In 1 Enoch, this learning of metalcrafting is presented as a bad thing, though that may only be because such metalcrafting was used for violence and vanity, and was taught alongside various forms of magic, directly leading to the corruption of the earth that necessitates the flood in Genesis 6. (The Book of Jubilees, which reinterprets both Genesis and 1 Enoch together, presents the watchers as initially teaching humanity 'judgment' and 'uprightness', and only later choosing to marry human women 'so as to be defiled'. Jubilees makes no comment on the origin of the specific skills of Jabal, Jubal, and Tubal-cain as far as I can find.)
Footnotes
1 HarperCollins Study Bible - Student Edition, page 13: '5.28-29 In a brief insert from the J source, Lamech derives the name Noah from the word relief'. Names where their symbolic value is spelled out for the reader are prevalent throughout Genesis 2-4, commonly accepted as the beginning of the J source narrative.
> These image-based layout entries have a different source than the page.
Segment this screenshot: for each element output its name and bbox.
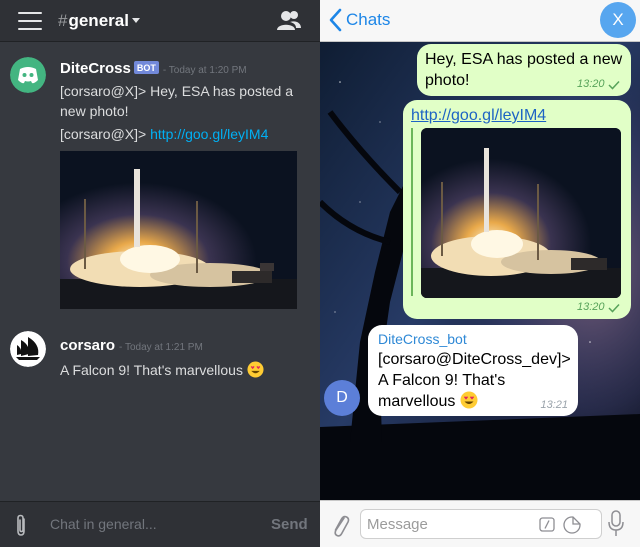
chevron-down-icon[interactable] [132, 18, 140, 23]
discord-panel: #general DiteCross BOT - Today at 1:20 PM … [0, 0, 320, 547]
message-header: DiteCross BOT - Today at 1:20 PM [60, 60, 247, 77]
telegram-input-bar: Message [320, 500, 640, 547]
link-preview-bar [411, 128, 413, 296]
outgoing-message[interactable]: http://goo.gl/leyIM4 13:20 [403, 100, 631, 319]
message-text: [corsaro@X]> Hey, ESA has posted a new p… [60, 83, 294, 119]
attached-photo[interactable] [60, 151, 297, 309]
heart-eyes-emoji-icon [460, 391, 478, 409]
bot-badge: BOT [133, 61, 159, 74]
photo-link[interactable]: http://goo.gl/leyIM4 [150, 126, 268, 142]
incoming-message[interactable]: DiteCross_bot [corsaro@DiteCross_dev]> A… [368, 325, 578, 416]
message-input[interactable]: Message [367, 516, 428, 533]
back-chevron-icon[interactable] [328, 8, 342, 32]
microphone-icon[interactable] [608, 510, 624, 538]
command-icon[interactable] [539, 517, 555, 532]
sender-avatar[interactable]: D [324, 380, 360, 416]
chat-avatar[interactable]: X [600, 2, 636, 38]
heart-eyes-emoji-icon [247, 361, 264, 378]
telegram-panel: Chats X Hey, ESA has posted a new photo!… [320, 0, 640, 547]
rocket-launch-image [60, 151, 297, 309]
link-preview-photo[interactable] [421, 128, 621, 298]
outgoing-message[interactable]: Hey, ESA has posted a new photo! 13:20 [417, 44, 631, 96]
menu-icon[interactable] [18, 12, 42, 30]
rocket-launch-image [421, 128, 621, 298]
discord-input-bar: Chat in general... Send [0, 501, 320, 547]
message-text-link-line: [corsaro@X]> http://goo.gl/leyIM4 [60, 126, 269, 142]
message-time: 13:20 [577, 301, 605, 313]
discord-logo-icon [10, 57, 46, 93]
message-text: A Falcon 9! That's marvellous [60, 360, 310, 380]
username[interactable]: corsaro [60, 337, 115, 354]
message-time: 13:21 [540, 399, 568, 411]
checkmark-icon [608, 80, 620, 90]
avatar[interactable] [10, 57, 46, 93]
message-field[interactable]: Message [360, 509, 602, 539]
username[interactable]: DiteCross [60, 60, 131, 77]
back-button[interactable]: Chats [346, 10, 390, 30]
sender-name[interactable]: DiteCross_bot [378, 331, 467, 347]
message-input[interactable]: Chat in general... [50, 516, 157, 532]
members-icon[interactable] [276, 9, 302, 33]
avatar[interactable] [10, 331, 46, 367]
sticker-icon[interactable] [563, 516, 581, 534]
paperclip-icon[interactable] [12, 514, 30, 538]
corsaro-avatar-icon [10, 331, 46, 367]
paperclip-icon[interactable] [330, 512, 350, 538]
photo-link[interactable]: http://goo.gl/leyIM4 [411, 105, 546, 126]
channel-title[interactable]: #general [58, 11, 129, 31]
checkmark-icon [608, 303, 620, 313]
timestamp: - Today at 1:21 PM [119, 342, 203, 353]
message-header: corsaro - Today at 1:21 PM [60, 337, 203, 354]
discord-header: #general [0, 0, 320, 42]
telegram-header: Chats X [320, 0, 640, 42]
send-button[interactable]: Send [271, 516, 308, 533]
timestamp: - Today at 1:20 PM [162, 65, 247, 76]
message-time: 13:20 [577, 78, 605, 90]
2 Johnstone, Moberly, Rogerson, Genesis and Exodus, page 84: 'In Genesis 5.1-28, 30-32 we have what is ascribed by source criticism to the P source; and it is interesting that the list of ancestors has similarities with what is regarded as the J passage of 4.17-21.'
3 Hendel, Reading Genesis: Ten Methods, page 58, footnote 31: 'I attribute the report of Noah's birth (5:29) to J, where it was originally located at the end of the Cainite genealogy (Genesis 4:25-26); see also Friedman's similar treatment of 5:29 in Hidden, 74. In other words, J's Noah is a descendant of Cain, not Seth.' Johnstone, et al., Genesis and Exodus, page 85: 'Genesis 5.29 is assigned by source criticism to J because of its reference back to the cursing of the ground and the toil of labour (3.17; 4.12).'
4 E.g. Graves, Patai, Hebrew Myths: The Book of Genesis, page 110.
5 Brichto, The Names of God: Poetic Readings in Biblical Beginnings, page 168.